I love our Postgraduate Research Seminars

Yesterday, I was on campus for the latest Postgraduate Research Seminar organised by my School. This is where the BA Hons. and Masters students present their research projects to the School's staff, fellow students, and the wider research community at the university, and I always find them very stimulating. Sure, you get the odd esoteric philiosophy student whose work goes right over my head, but generally, there are at least a few presentations I find really interesting, and sometimes, the odd one that gives me a new perspective or fresh questions to ask about my own research. Because the School is multidisciplinary, it's always an intriguing mix of topics. I've seen everything from the historico-archeaological debate over the siege of Troy to Christian Science beliefs about reason, and from the the ethics of pre-natal screening to the history of fascism in pre-World War II rural New Zealand. 

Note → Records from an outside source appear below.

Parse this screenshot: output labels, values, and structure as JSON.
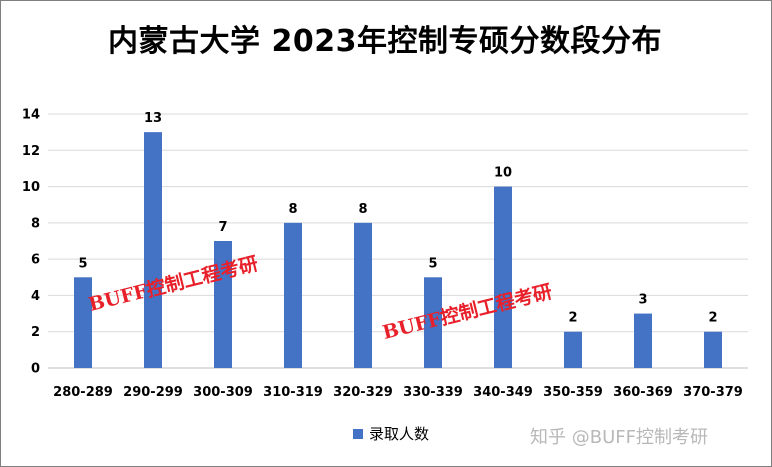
{
  "chart_data": {
    "type": "bar",
    "title": "内蒙古大学 2023年控制专硕分数段分布",
    "categories": [
      "280-289",
      "290-299",
      "300-309",
      "310-319",
      "320-329",
      "330-339",
      "340-349",
      "350-359",
      "360-369",
      "370-379"
    ],
    "series": [
      {
        "name": "录取人数",
        "values": [
          5,
          13,
          7,
          8,
          8,
          5,
          10,
          2,
          3,
          2
        ]
      }
    ],
    "ylim": [
      0,
      14
    ],
    "yticks": [
      0,
      2,
      4,
      6,
      8,
      10,
      12,
      14
    ],
    "grid": true,
    "legend_position": "bottom",
    "data_labels": true
  },
  "colors": {
    "bar": "#4472c4",
    "grid": "#d9d9d9",
    "watermark": "#e8202a"
  },
  "watermarks": [
    "BUFF控制工程考研",
    "BUFF控制工程考研"
  ],
  "credit": "知乎 @BUFF控制考研"
}
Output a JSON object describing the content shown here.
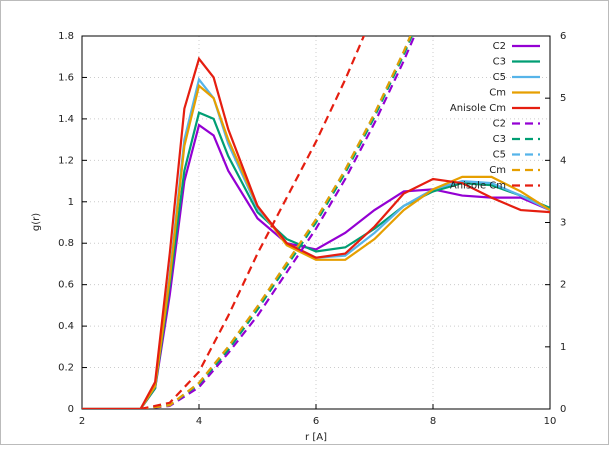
{
  "chart_data": {
    "type": "line",
    "xlabel": "r [A]",
    "ylabel": "g(r)",
    "xlim": [
      2,
      10
    ],
    "xticks": [
      2,
      4,
      6,
      8,
      10
    ],
    "ylim": [
      0,
      1.8
    ],
    "yticks": [
      0,
      0.2,
      0.4,
      0.6,
      0.8,
      1,
      1.2,
      1.4,
      1.6,
      1.8
    ],
    "y2lim": [
      0,
      6
    ],
    "y2ticks": [
      0,
      1,
      2,
      3,
      4,
      5,
      6
    ],
    "grid": true,
    "legend": "top-right",
    "series": [
      {
        "name": "C2",
        "color": "#9400d3",
        "x": [
          2,
          2.5,
          3,
          3.25,
          3.5,
          3.75,
          4,
          4.25,
          4.5,
          5,
          5.5,
          6,
          6.5,
          7,
          7.5,
          8,
          8.5,
          9,
          9.5,
          10
        ],
        "values": [
          0,
          0,
          0,
          0.1,
          0.55,
          1.1,
          1.37,
          1.32,
          1.15,
          0.92,
          0.8,
          0.77,
          0.85,
          0.96,
          1.05,
          1.06,
          1.03,
          1.02,
          1.02,
          0.96
        ]
      },
      {
        "name": "C3",
        "color": "#009e73",
        "x": [
          2,
          2.5,
          3,
          3.25,
          3.5,
          3.75,
          4,
          4.25,
          4.5,
          5,
          5.5,
          6,
          6.5,
          7,
          7.5,
          8,
          8.5,
          9,
          9.5,
          10
        ],
        "values": [
          0,
          0,
          0,
          0.1,
          0.6,
          1.15,
          1.43,
          1.4,
          1.22,
          0.95,
          0.82,
          0.76,
          0.78,
          0.87,
          0.98,
          1.05,
          1.09,
          1.08,
          1.03,
          0.97
        ]
      },
      {
        "name": "C5",
        "color": "#56b4e9",
        "x": [
          2,
          2.5,
          3,
          3.25,
          3.5,
          3.75,
          4,
          4.25,
          4.5,
          5,
          5.5,
          6,
          6.5,
          7,
          7.5,
          8,
          8.5,
          9,
          9.5,
          10
        ],
        "values": [
          0,
          0,
          0,
          0.11,
          0.65,
          1.3,
          1.59,
          1.5,
          1.28,
          0.97,
          0.8,
          0.73,
          0.74,
          0.85,
          0.98,
          1.06,
          1.1,
          1.09,
          1.03,
          0.96
        ]
      },
      {
        "name": "Cm",
        "color": "#e69f00",
        "x": [
          2,
          2.5,
          3,
          3.25,
          3.5,
          3.75,
          4,
          4.25,
          4.5,
          5,
          5.5,
          6,
          6.5,
          7,
          7.5,
          8,
          8.5,
          9,
          9.5,
          10
        ],
        "values": [
          0,
          0,
          0,
          0.11,
          0.63,
          1.27,
          1.56,
          1.5,
          1.3,
          0.98,
          0.79,
          0.72,
          0.72,
          0.82,
          0.96,
          1.06,
          1.12,
          1.12,
          1.05,
          0.96
        ]
      },
      {
        "name": "Anisole Cm",
        "color": "#e51e10",
        "x": [
          2,
          2.5,
          3,
          3.25,
          3.5,
          3.75,
          4,
          4.25,
          4.5,
          5,
          5.5,
          6,
          6.5,
          7,
          7.5,
          8,
          8.5,
          9,
          9.5,
          10
        ],
        "values": [
          0,
          0,
          0,
          0.13,
          0.75,
          1.45,
          1.69,
          1.6,
          1.35,
          0.98,
          0.8,
          0.73,
          0.75,
          0.88,
          1.04,
          1.11,
          1.09,
          1.02,
          0.96,
          0.95
        ]
      },
      {
        "name": "C2",
        "color": "#9400d3",
        "dash": true,
        "axis": "y2",
        "x": [
          3,
          3.5,
          4,
          4.5,
          5,
          5.5,
          6,
          6.5,
          7,
          7.5,
          8
        ],
        "values": [
          0,
          0.05,
          0.35,
          0.9,
          1.5,
          2.2,
          2.9,
          3.7,
          4.6,
          5.6,
          6.7
        ]
      },
      {
        "name": "C3",
        "color": "#009e73",
        "dash": true,
        "axis": "y2",
        "x": [
          3,
          3.5,
          4,
          4.5,
          5,
          5.5,
          6,
          6.5,
          7,
          7.5,
          8
        ],
        "values": [
          0,
          0.06,
          0.4,
          0.95,
          1.6,
          2.3,
          3.0,
          3.8,
          4.7,
          5.7,
          6.8
        ]
      },
      {
        "name": "C5",
        "color": "#56b4e9",
        "dash": true,
        "axis": "y2",
        "x": [
          3,
          3.5,
          4,
          4.5,
          5,
          5.5,
          6,
          6.5,
          7,
          7.5,
          8
        ],
        "values": [
          0,
          0.06,
          0.42,
          1.0,
          1.65,
          2.35,
          3.05,
          3.85,
          4.75,
          5.75,
          6.85
        ]
      },
      {
        "name": "Cm",
        "color": "#e69f00",
        "dash": true,
        "axis": "y2",
        "x": [
          3,
          3.5,
          4,
          4.5,
          5,
          5.5,
          6,
          6.5,
          7,
          7.5,
          8
        ],
        "values": [
          0,
          0.06,
          0.42,
          1.0,
          1.65,
          2.35,
          3.05,
          3.85,
          4.75,
          5.75,
          6.85
        ]
      },
      {
        "name": "Anisole Cm",
        "color": "#e51e10",
        "dash": true,
        "axis": "y2",
        "x": [
          3,
          3.5,
          4,
          4.5,
          5,
          5.5,
          6,
          6.5,
          7,
          7.5,
          8
        ],
        "values": [
          0,
          0.1,
          0.6,
          1.5,
          2.5,
          3.4,
          4.3,
          5.3,
          6.4,
          null,
          null
        ]
      }
    ]
  }
}
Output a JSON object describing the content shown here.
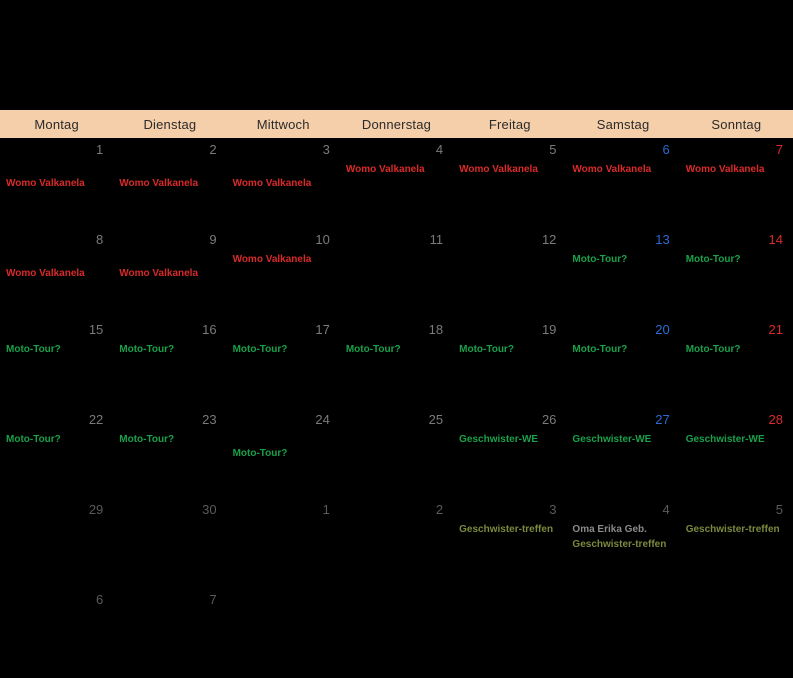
{
  "colors": {
    "background": "#000000",
    "header_bg": "#f5cfa9",
    "header_text": "#2b2b2b",
    "day_default": "#7a7a7a",
    "day_saturday": "#2a6bd4",
    "day_sunday": "#d92a2a",
    "day_outside": "#5a5a5a",
    "event_red": "#d92a2a",
    "event_green": "#1aa04a",
    "event_olive": "#7a8a3e",
    "event_gray": "#8a8a8a"
  },
  "weekdays": [
    "Montag",
    "Dienstag",
    "Mittwoch",
    "Donnerstag",
    "Freitag",
    "Samstag",
    "Sonntag"
  ],
  "cells": [
    {
      "n": "1",
      "c": "d",
      "ev": [
        {
          "t": "Womo Valkanela",
          "k": "r",
          "off": 1
        }
      ]
    },
    {
      "n": "2",
      "c": "d",
      "ev": [
        {
          "t": "Womo Valkanela",
          "k": "r",
          "off": 1
        }
      ]
    },
    {
      "n": "3",
      "c": "d",
      "ev": [
        {
          "t": "Womo Valkanela",
          "k": "r",
          "off": 1
        }
      ]
    },
    {
      "n": "4",
      "c": "d",
      "ev": [
        {
          "t": "Womo Valkanela",
          "k": "r"
        }
      ]
    },
    {
      "n": "5",
      "c": "d",
      "ev": [
        {
          "t": "Womo Valkanela",
          "k": "r"
        }
      ]
    },
    {
      "n": "6",
      "c": "sa",
      "ev": [
        {
          "t": "Womo Valkanela",
          "k": "r"
        }
      ]
    },
    {
      "n": "7",
      "c": "su",
      "ev": [
        {
          "t": "Womo Valkanela",
          "k": "r"
        }
      ]
    },
    {
      "n": "8",
      "c": "d",
      "ev": [
        {
          "t": "Womo Valkanela",
          "k": "r",
          "off": 1
        }
      ]
    },
    {
      "n": "9",
      "c": "d",
      "ev": [
        {
          "t": "Womo Valkanela",
          "k": "r",
          "off": 1
        }
      ]
    },
    {
      "n": "10",
      "c": "d",
      "ev": [
        {
          "t": "Womo Valkanela",
          "k": "r"
        }
      ]
    },
    {
      "n": "11",
      "c": "d",
      "ev": []
    },
    {
      "n": "12",
      "c": "d",
      "ev": []
    },
    {
      "n": "13",
      "c": "sa",
      "ev": [
        {
          "t": "Moto-Tour?",
          "k": "g"
        }
      ]
    },
    {
      "n": "14",
      "c": "su",
      "ev": [
        {
          "t": "Moto-Tour?",
          "k": "g"
        }
      ]
    },
    {
      "n": "15",
      "c": "d",
      "ev": [
        {
          "t": "Moto-Tour?",
          "k": "g"
        }
      ]
    },
    {
      "n": "16",
      "c": "d",
      "ev": [
        {
          "t": "Moto-Tour?",
          "k": "g"
        }
      ]
    },
    {
      "n": "17",
      "c": "d",
      "ev": [
        {
          "t": "Moto-Tour?",
          "k": "g"
        }
      ]
    },
    {
      "n": "18",
      "c": "d",
      "ev": [
        {
          "t": "Moto-Tour?",
          "k": "g"
        }
      ]
    },
    {
      "n": "19",
      "c": "d",
      "ev": [
        {
          "t": "Moto-Tour?",
          "k": "g"
        }
      ]
    },
    {
      "n": "20",
      "c": "sa",
      "ev": [
        {
          "t": "Moto-Tour?",
          "k": "g"
        }
      ]
    },
    {
      "n": "21",
      "c": "su",
      "ev": [
        {
          "t": "Moto-Tour?",
          "k": "g"
        }
      ]
    },
    {
      "n": "22",
      "c": "d",
      "ev": [
        {
          "t": "Moto-Tour?",
          "k": "g"
        }
      ]
    },
    {
      "n": "23",
      "c": "d",
      "ev": [
        {
          "t": "Moto-Tour?",
          "k": "g"
        }
      ]
    },
    {
      "n": "24",
      "c": "d",
      "ev": [
        {
          "t": "Moto-Tour?",
          "k": "g",
          "off": 1
        }
      ]
    },
    {
      "n": "25",
      "c": "d",
      "ev": []
    },
    {
      "n": "26",
      "c": "d",
      "ev": [
        {
          "t": "Geschwister-WE",
          "k": "g"
        }
      ]
    },
    {
      "n": "27",
      "c": "sa",
      "ev": [
        {
          "t": "Geschwister-WE",
          "k": "g"
        }
      ]
    },
    {
      "n": "28",
      "c": "su",
      "ev": [
        {
          "t": "Geschwister-WE",
          "k": "g"
        }
      ]
    },
    {
      "n": "29",
      "c": "o",
      "ev": []
    },
    {
      "n": "30",
      "c": "o",
      "ev": []
    },
    {
      "n": "1",
      "c": "o",
      "ev": []
    },
    {
      "n": "2",
      "c": "o",
      "ev": []
    },
    {
      "n": "3",
      "c": "o",
      "ev": [
        {
          "t": "Geschwister-treffen",
          "k": "ol"
        }
      ]
    },
    {
      "n": "4",
      "c": "o",
      "ev": [
        {
          "t": "Oma Erika Geb.",
          "k": "gy"
        },
        {
          "t": "Geschwister-treffen",
          "k": "ol"
        }
      ]
    },
    {
      "n": "5",
      "c": "o",
      "ev": [
        {
          "t": "Geschwister-treffen",
          "k": "ol"
        }
      ]
    },
    {
      "n": "6",
      "c": "o",
      "ev": []
    },
    {
      "n": "7",
      "c": "o",
      "ev": []
    }
  ]
}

This year, one of the stand-outs for me was a case history of an intriguing late nineteenth-century land dispute. The case involved an indigenous Maori woman using the procedures of the colonial legal system to convert lands that had been under native leasehold title into individual freeholds under her own name. This process embroiled her in a long-running and apparently very acrimonious legal battle with another woman landholder of European ethnicity, and the dispute eventually saw the European woman being 'run off' and returning to Europe. The student in question is using this as a case study to explore the workings of the Native Land Court in that era, but I found it a fascinating example of some quite unexpected dynamics of both gender and ethnicity, in that a Maori woman used all the powers of the externally imposed colonial legal system (effectively, 'white man's law') to her own advantage (fee simple land title being more secure and, ultimately, more economically advantageous than either 'native' or Crown leasehold title). While the tiny amount I know about this case is only what was presented in this seminar, it does seem to be one of those examples that reinforces the point that feminist approaches to history cannot ignore other categories of identity - such as ethnicity or class - or they will fail to tell the whole story about how power was operating and being negotiated in any particular historical context. In other words, you can't assume all women are 'sisters' and have common interests just because they share two X chromosomes!


Anonymous said...

And isn't much of the history of feminism the battle to raise the consciousness of those women who continue to go along with patriarchy? Even if interests are shared it may be that not everyone realises it. I have the same beef about people using kinship as a historical explanation of politics or whatever. Because siblings never fight... ! I wrote about this here, ages ago and naturally enough Magistra came along and said more intelligent things than I'd said in comments.

Bavardess said...

I'm a good feminist an' all, but I think focusing on gender without considering the complicated intertwinings of class, ethnicity, religion etc. etc. is probably going to produce a rather simplistic view of power relations (hence, I don't find 'patriarchy' on its own terribly useful as an explanatory framework). On the kinship thing, yep, my sources are littered with various nephews/ cousins etc. murdering each other. Kinship only works as an explanation for historical social relations when not everyone in the damned realm who is fighting for a piece of the political pie is related to each other.